Sebastian Ruiz's Github repository for Data 150 at WIlliam and Mary
I am fascinated by the applications of big data because of the use of an incomprehensible amount of knowledge that could be used to make a colossal impact. My belief that impact can be a positive one is the reason I want to be a data scientist. However, when I tell people about this, beit colleagues or friends, I get confused looks.Many people I speak to about big data seem to think of the Chinese Communist Party’s use of an oppressive “social credit system” or other forms of pervasive government surveillance. I resonate with Joshua Bloomenstock in his article Don’t forget people in the sue of big data for development because I agree that big data has many positive implications for global development, and that, given that it is still the era of the “wild west” of big data for development, additional regulations, customization, and transparency are needed in order to address problems not unlike the concerns of my peers.

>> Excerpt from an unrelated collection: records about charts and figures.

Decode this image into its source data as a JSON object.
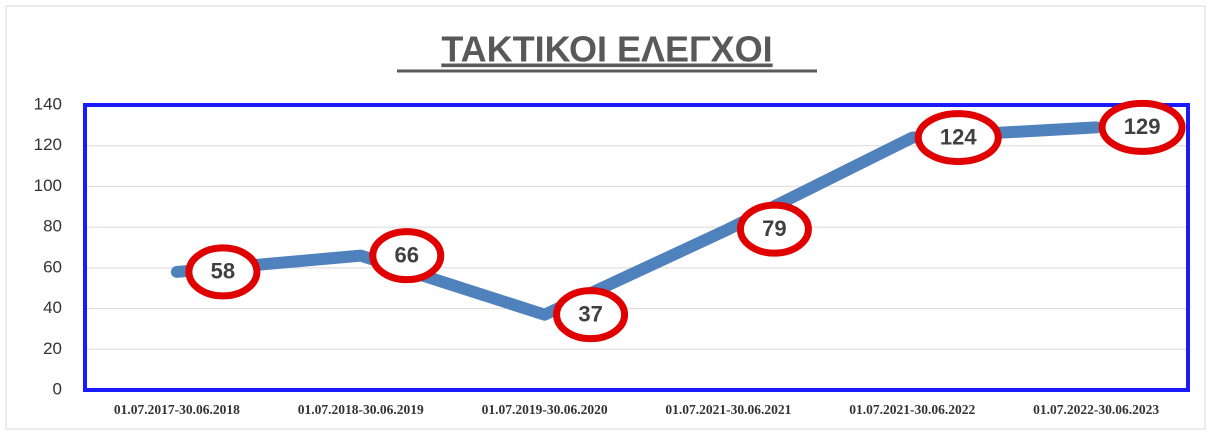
{
  "chart_data": {
    "type": "line",
    "title": "ΤΑΚΤΙΚΟΙ ΕΛΕΓΧΟΙ",
    "categories": [
      "01.07.2017-30.06.2018",
      "01.07.2018-30.06.2019",
      "01.07.2019-30.06.2020",
      "01.07.2021-30.06.2021",
      "01.07.2021-30.06.2022",
      "01.07.2022-30.06.2023"
    ],
    "values": [
      58,
      66,
      37,
      79,
      124,
      129
    ],
    "color": "#4f81bd",
    "label_color": "#e00000",
    "ylim": [
      0,
      140
    ],
    "yticks": [
      0,
      20,
      40,
      60,
      80,
      100,
      120,
      140
    ],
    "grid": true
  }
}
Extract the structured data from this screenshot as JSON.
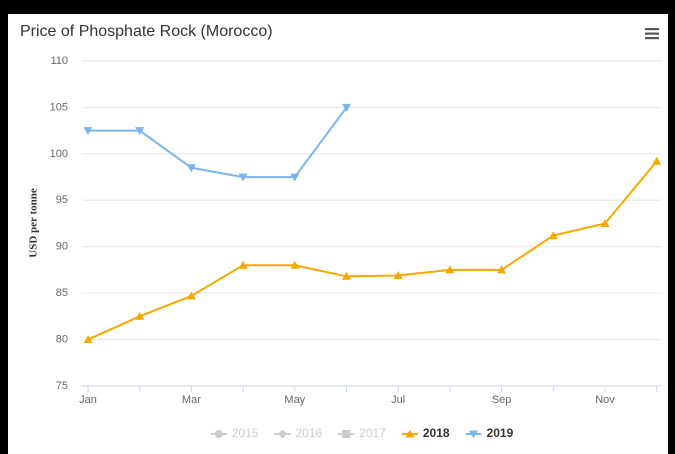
{
  "chart_data": {
    "type": "line",
    "title": "Price of Phosphate Rock (Morocco)",
    "y_label": "USD per tonne",
    "categories": [
      "Jan",
      null,
      "Mar",
      null,
      "May",
      null,
      "Jul",
      null,
      "Sep",
      null,
      "Nov",
      null
    ],
    "ylim": [
      75,
      110
    ],
    "yticks": [
      75,
      80,
      85,
      90,
      95,
      100,
      105,
      110
    ],
    "grid": true,
    "legend": "bottom",
    "series": [
      {
        "name": "2015",
        "color": "#cccccc",
        "marker": "circle",
        "visible": false,
        "values": [
          null,
          null,
          null,
          null,
          null,
          null,
          null,
          null,
          null,
          null,
          null,
          null
        ]
      },
      {
        "name": "2016",
        "color": "#cccccc",
        "marker": "diamond",
        "visible": false,
        "values": [
          null,
          null,
          null,
          null,
          null,
          null,
          null,
          null,
          null,
          null,
          null,
          null
        ]
      },
      {
        "name": "2017",
        "color": "#cccccc",
        "marker": "square",
        "visible": false,
        "values": [
          null,
          null,
          null,
          null,
          null,
          null,
          null,
          null,
          null,
          null,
          null,
          null
        ]
      },
      {
        "name": "2018",
        "color": "#f7a800",
        "marker": "triangle",
        "visible": true,
        "values": [
          80,
          82.5,
          84.7,
          88,
          88,
          86.8,
          86.9,
          87.5,
          87.5,
          91.2,
          92.5,
          99.2
        ]
      },
      {
        "name": "2019",
        "color": "#7cb5ec",
        "marker": "triangle-down",
        "visible": true,
        "values": [
          102.5,
          102.5,
          98.5,
          97.5,
          97.5,
          105,
          null,
          null,
          null,
          null,
          null,
          null
        ]
      }
    ]
  }
}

Despite the potential pitfalls of using big data, I was excited to read that there are businesses that are making data available to others for humanitarian reasons. I was unaware that such applications of big data for development were being practiced that often and I believe that it is a practice that should grow and evolve. The key to avoiding misuse or bias of big data lies in Bloomenstock’s idea that researchers need to focus on the people the data represents. Corporations’ and governments’ abuse of data will be curbed if the applications of big data always hold the best interests of the people whose data is being used.
Blumenstock provides a good outline for how to foster a “humbler data science.” His suggestions of improving research methodologies to maintain accuracy, customizing data applications to the needs of people in developing countries, and deepening the collaboration between data scientists in development agencies and the private sector are all examples of putting the people behind the data first. I do not think that people should be scared of big data, but that they should focus on regulating it and evolving it because that is how a better future can be achieved.